= Rokurokubi (folktale) =

Rokurokubi (ろくろ首) is a tale from Lafcadio Hearn’s Kwaidan. It features a monster by the same name (actually a classification error took place; in reality it features a nukekubi, not a rokurokubi). It features a protagonist who exemplifies the values of the time and age. His name is Isogai Heidazaemon Taketsura and was a vassal in the service of the feudal lord Kikuji. When Isogai’s master was defeated, instead of finding another master to serve, he became an itinerant priest and assumed the name Kwairyō.

==Setting==
It takes place, “nearly five hundred years ago”. Considering Kwaidan was first published in 1904, the story is most likely from the Muromachi Period in Japanese history (c.1336-1573).

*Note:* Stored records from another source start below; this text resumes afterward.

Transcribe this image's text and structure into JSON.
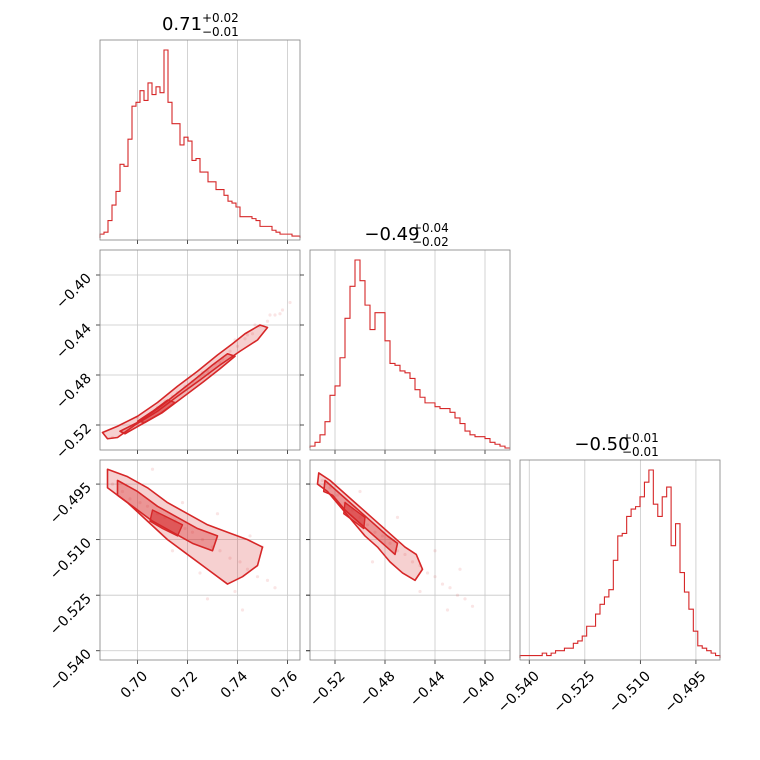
{
  "chart_data": {
    "type": "corner",
    "color": "#d62728",
    "grid": true,
    "parameters": [
      {
        "title": {
          "main": "0.71",
          "sup": "+0.02",
          "sub": "−0.01"
        },
        "range": [
          0.685,
          0.765
        ],
        "ticks": [
          0.7,
          0.72,
          0.74,
          0.76
        ],
        "tick_labels": [
          "0.70",
          "0.72",
          "0.74",
          "0.76"
        ],
        "hist": [
          2,
          3,
          9,
          17,
          24,
          38,
          37,
          51,
          68,
          70,
          76,
          71,
          80,
          74,
          78,
          75,
          97,
          70,
          59,
          59,
          48,
          52,
          50,
          40,
          41,
          34,
          34,
          29,
          29,
          25,
          25,
          22,
          19,
          18,
          16,
          11,
          11,
          11,
          10,
          9,
          6,
          6,
          6,
          4,
          3,
          2,
          2,
          2,
          1,
          1
        ]
      },
      {
        "title": {
          "main": "−0.49",
          "sup": "+0.04",
          "sub": "−0.02"
        },
        "range": [
          -0.54,
          -0.38
        ],
        "ticks": [
          -0.52,
          -0.48,
          -0.44,
          -0.4
        ],
        "tick_labels": [
          "−0.52",
          "−0.48",
          "−0.44",
          "−0.40"
        ],
        "hist": [
          1,
          3,
          7,
          14,
          28,
          33,
          48,
          69,
          86,
          100,
          89,
          76,
          63,
          72,
          72,
          57,
          45,
          44,
          41,
          40,
          37,
          31,
          27,
          24,
          24,
          22,
          21,
          21,
          19,
          16,
          13,
          9,
          7,
          6,
          6,
          5,
          3,
          2,
          1,
          0
        ]
      },
      {
        "title": {
          "main": "−0.50",
          "sup": "+0.01",
          "sub": "−0.01"
        },
        "range": [
          -0.5425,
          -0.4885
        ],
        "ticks": [
          -0.54,
          -0.525,
          -0.51,
          -0.495
        ],
        "tick_labels": [
          "−0.540",
          "−0.525",
          "−0.510",
          "−0.495"
        ],
        "hist": [
          1,
          1,
          1,
          1,
          1,
          2,
          1,
          2,
          3,
          3,
          4,
          4,
          6,
          7,
          9,
          13,
          13,
          18,
          22,
          25,
          28,
          40,
          50,
          51,
          58,
          61,
          62,
          66,
          72,
          77,
          63,
          58,
          66,
          70,
          46,
          55,
          35,
          27,
          20,
          11,
          5,
          4,
          3,
          2,
          1
        ]
      }
    ],
    "pairs": [
      {
        "x": 0,
        "y": 1,
        "samples": [
          [
            0.69,
            -0.53
          ],
          [
            0.694,
            -0.526
          ],
          [
            0.698,
            -0.521
          ],
          [
            0.7,
            -0.519
          ],
          [
            0.703,
            -0.515
          ],
          [
            0.706,
            -0.511
          ],
          [
            0.708,
            -0.506
          ],
          [
            0.711,
            -0.501
          ],
          [
            0.714,
            -0.497
          ],
          [
            0.716,
            -0.494
          ],
          [
            0.719,
            -0.489
          ],
          [
            0.722,
            -0.485
          ],
          [
            0.725,
            -0.481
          ],
          [
            0.728,
            -0.477
          ],
          [
            0.731,
            -0.471
          ],
          [
            0.734,
            -0.467
          ],
          [
            0.737,
            -0.461
          ],
          [
            0.74,
            -0.457
          ],
          [
            0.743,
            -0.451
          ],
          [
            0.746,
            -0.447
          ],
          [
            0.749,
            -0.441
          ],
          [
            0.752,
            -0.437
          ],
          [
            0.755,
            -0.432
          ],
          [
            0.758,
            -0.428
          ],
          [
            0.761,
            -0.422
          ],
          [
            0.747,
            -0.44
          ],
          [
            0.753,
            -0.432
          ],
          [
            0.739,
            -0.452
          ],
          [
            0.744,
            -0.448
          ],
          [
            0.7,
            -0.514
          ],
          [
            0.712,
            -0.502
          ],
          [
            0.726,
            -0.478
          ],
          [
            0.733,
            -0.47
          ],
          [
            0.757,
            -0.431
          ]
        ],
        "contour_outer": [
          [
            0.688,
            -0.531
          ],
          [
            0.686,
            -0.526
          ],
          [
            0.692,
            -0.521
          ],
          [
            0.7,
            -0.513
          ],
          [
            0.708,
            -0.502
          ],
          [
            0.716,
            -0.489
          ],
          [
            0.724,
            -0.477
          ],
          [
            0.732,
            -0.464
          ],
          [
            0.738,
            -0.455
          ],
          [
            0.743,
            -0.447
          ],
          [
            0.749,
            -0.44
          ],
          [
            0.752,
            -0.442
          ],
          [
            0.748,
            -0.452
          ],
          [
            0.741,
            -0.461
          ],
          [
            0.733,
            -0.472
          ],
          [
            0.725,
            -0.484
          ],
          [
            0.716,
            -0.497
          ],
          [
            0.708,
            -0.509
          ],
          [
            0.699,
            -0.52
          ],
          [
            0.692,
            -0.53
          ]
        ],
        "contour_inner": [
          [
            0.693,
            -0.525
          ],
          [
            0.7,
            -0.518
          ],
          [
            0.708,
            -0.507
          ],
          [
            0.715,
            -0.496
          ],
          [
            0.722,
            -0.485
          ],
          [
            0.73,
            -0.472
          ],
          [
            0.736,
            -0.463
          ],
          [
            0.739,
            -0.465
          ],
          [
            0.733,
            -0.475
          ],
          [
            0.726,
            -0.486
          ],
          [
            0.718,
            -0.498
          ],
          [
            0.71,
            -0.51
          ],
          [
            0.702,
            -0.519
          ],
          [
            0.695,
            -0.527
          ]
        ],
        "contour_core": [
          [
            0.7,
            -0.517
          ],
          [
            0.706,
            -0.509
          ],
          [
            0.712,
            -0.5
          ],
          [
            0.715,
            -0.502
          ],
          [
            0.709,
            -0.511
          ],
          [
            0.703,
            -0.518
          ]
        ]
      },
      {
        "x": 0,
        "y": 2,
        "samples": [
          [
            0.69,
            -0.495
          ],
          [
            0.694,
            -0.497
          ],
          [
            0.697,
            -0.499
          ],
          [
            0.701,
            -0.5
          ],
          [
            0.704,
            -0.501
          ],
          [
            0.708,
            -0.503
          ],
          [
            0.711,
            -0.504
          ],
          [
            0.715,
            -0.505
          ],
          [
            0.719,
            -0.507
          ],
          [
            0.722,
            -0.508
          ],
          [
            0.726,
            -0.51
          ],
          [
            0.73,
            -0.512
          ],
          [
            0.733,
            -0.513
          ],
          [
            0.737,
            -0.515
          ],
          [
            0.741,
            -0.516
          ],
          [
            0.744,
            -0.518
          ],
          [
            0.748,
            -0.52
          ],
          [
            0.752,
            -0.521
          ],
          [
            0.755,
            -0.523
          ],
          [
            0.739,
            -0.524
          ],
          [
            0.745,
            -0.509
          ],
          [
            0.725,
            -0.519
          ],
          [
            0.732,
            -0.503
          ],
          [
            0.714,
            -0.513
          ],
          [
            0.706,
            -0.491
          ],
          [
            0.75,
            -0.512
          ],
          [
            0.728,
            -0.526
          ],
          [
            0.718,
            -0.5
          ],
          [
            0.742,
            -0.529
          ]
        ],
        "contour_outer": [
          [
            0.688,
            -0.491
          ],
          [
            0.696,
            -0.493
          ],
          [
            0.704,
            -0.496
          ],
          [
            0.712,
            -0.5
          ],
          [
            0.72,
            -0.503
          ],
          [
            0.728,
            -0.506
          ],
          [
            0.736,
            -0.508
          ],
          [
            0.744,
            -0.51
          ],
          [
            0.75,
            -0.512
          ],
          [
            0.748,
            -0.517
          ],
          [
            0.742,
            -0.52
          ],
          [
            0.736,
            -0.522
          ],
          [
            0.728,
            -0.518
          ],
          [
            0.72,
            -0.514
          ],
          [
            0.712,
            -0.51
          ],
          [
            0.704,
            -0.505
          ],
          [
            0.696,
            -0.5
          ],
          [
            0.688,
            -0.496
          ]
        ],
        "contour_inner": [
          [
            0.692,
            -0.494
          ],
          [
            0.7,
            -0.497
          ],
          [
            0.708,
            -0.501
          ],
          [
            0.716,
            -0.504
          ],
          [
            0.724,
            -0.507
          ],
          [
            0.732,
            -0.509
          ],
          [
            0.73,
            -0.513
          ],
          [
            0.722,
            -0.511
          ],
          [
            0.714,
            -0.508
          ],
          [
            0.706,
            -0.505
          ],
          [
            0.698,
            -0.501
          ],
          [
            0.692,
            -0.498
          ]
        ],
        "contour_core": [
          [
            0.706,
            -0.502
          ],
          [
            0.712,
            -0.504
          ],
          [
            0.718,
            -0.506
          ],
          [
            0.716,
            -0.509
          ],
          [
            0.71,
            -0.507
          ],
          [
            0.705,
            -0.505
          ]
        ]
      },
      {
        "x": 1,
        "y": 2,
        "samples": [
          [
            -0.53,
            -0.494
          ],
          [
            -0.524,
            -0.496
          ],
          [
            -0.518,
            -0.498
          ],
          [
            -0.512,
            -0.5
          ],
          [
            -0.506,
            -0.502
          ],
          [
            -0.5,
            -0.504
          ],
          [
            -0.494,
            -0.506
          ],
          [
            -0.488,
            -0.508
          ],
          [
            -0.482,
            -0.509
          ],
          [
            -0.476,
            -0.511
          ],
          [
            -0.47,
            -0.513
          ],
          [
            -0.464,
            -0.514
          ],
          [
            -0.458,
            -0.516
          ],
          [
            -0.452,
            -0.517
          ],
          [
            -0.446,
            -0.519
          ],
          [
            -0.44,
            -0.52
          ],
          [
            -0.434,
            -0.522
          ],
          [
            -0.428,
            -0.523
          ],
          [
            -0.422,
            -0.525
          ],
          [
            -0.416,
            -0.526
          ],
          [
            -0.41,
            -0.528
          ],
          [
            -0.44,
            -0.513
          ],
          [
            -0.452,
            -0.524
          ],
          [
            -0.47,
            -0.504
          ],
          [
            -0.49,
            -0.516
          ],
          [
            -0.42,
            -0.518
          ],
          [
            -0.5,
            -0.497
          ],
          [
            -0.43,
            -0.529
          ]
        ],
        "contour_outer": [
          [
            -0.533,
            -0.492
          ],
          [
            -0.524,
            -0.494
          ],
          [
            -0.514,
            -0.497
          ],
          [
            -0.504,
            -0.5
          ],
          [
            -0.494,
            -0.503
          ],
          [
            -0.484,
            -0.506
          ],
          [
            -0.474,
            -0.509
          ],
          [
            -0.464,
            -0.512
          ],
          [
            -0.455,
            -0.514
          ],
          [
            -0.45,
            -0.518
          ],
          [
            -0.456,
            -0.521
          ],
          [
            -0.466,
            -0.519
          ],
          [
            -0.476,
            -0.516
          ],
          [
            -0.486,
            -0.512
          ],
          [
            -0.496,
            -0.509
          ],
          [
            -0.506,
            -0.505
          ],
          [
            -0.516,
            -0.501
          ],
          [
            -0.526,
            -0.497
          ],
          [
            -0.534,
            -0.495
          ]
        ],
        "contour_inner": [
          [
            -0.528,
            -0.494
          ],
          [
            -0.518,
            -0.497
          ],
          [
            -0.508,
            -0.5
          ],
          [
            -0.498,
            -0.503
          ],
          [
            -0.488,
            -0.506
          ],
          [
            -0.478,
            -0.509
          ],
          [
            -0.47,
            -0.511
          ],
          [
            -0.472,
            -0.514
          ],
          [
            -0.482,
            -0.511
          ],
          [
            -0.492,
            -0.508
          ],
          [
            -0.502,
            -0.505
          ],
          [
            -0.512,
            -0.502
          ],
          [
            -0.522,
            -0.498
          ],
          [
            -0.529,
            -0.497
          ]
        ],
        "contour_core": [
          [
            -0.512,
            -0.5
          ],
          [
            -0.504,
            -0.502
          ],
          [
            -0.496,
            -0.504
          ],
          [
            -0.497,
            -0.507
          ],
          [
            -0.505,
            -0.505
          ],
          [
            -0.513,
            -0.503
          ]
        ]
      }
    ]
  }
}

The protagonist is said in the tale to have served well in the Eikyō War, which took place in 1438, during the Muromachi period. At that time in Japan, regional warfare was rampant and feudal lords were constantly being uprooted, defeated, and having their houses thrown into disarray.

== Synopsis ==
Kwairyō finds himself traveling through the hills in a province called Kai when he realizes that he is far from any hamlet or village. Having resigned himself to sleeping outside (something which does not bother our stalwart hero in the least), he is warned of “Hairy Things” and offered a place to pass the night by a woodcutter. Kwairyō accepts the offer and follows the woodcutter to his warmly lit cottage. Kwairyō meets the other four members of the household and has a brief conversation with the woodcutter who admits that he used to be a warrior of rank but through his selfishness, he brought about the ruin of his house. Kwairyō offers to recite some Buddhist sutras for him then retires to his room. Sleep eludes him and he is getting a drink when he finds five bodies on the floor, without heads. He assumes they are rokurokubi, but they are more likely nukekubi (Hearn's mistake or Kwairyō's, we don't know for sure). A rokurokubi's head does not detach from the body but merely travels far from it on the end of an infinitely extendable neck. These were most likely nukekubi since their heads were completely detached from their bodies. Also, in Japanese, nuku (抜く), while having several meanings, means to detach or unplug while the word rokuro refers to a pulley as well as a potter's wheel. We can infer that these were indeed nukekubi. Whatever the case, Kwairyō moves the body of the woodcutter from its original position in order to prevent the head from finding its body ever again (an inherent weakness of the nukekubi) then finds the heads bobbing around outside discussing how best to go about eating him. Kwairyō, with a small element of surprise, manages to beat away four of them who later flee while the last one, the head of the woodcutter, bites onto the sleeve of his koromo (a garment worn by Buddhist priests) and remains clamped there even after death, impossible to remove. Kwairyō travels to a near village called Suwa and after being questioned by authorities about the severed head attached to his clothing, he explains about the night's events. A wise magistrate recognizes the character on the back of the neck, which signifies that it was indeed a nukekubi and not a murder victim. He is released and encounters a thief on the highway who after some discussion acquires the koromo from Kwairyō to play himself off as a hardened thug. He learns of the actual events of the night and brings the head back to the woodcutter's cabin and buries it.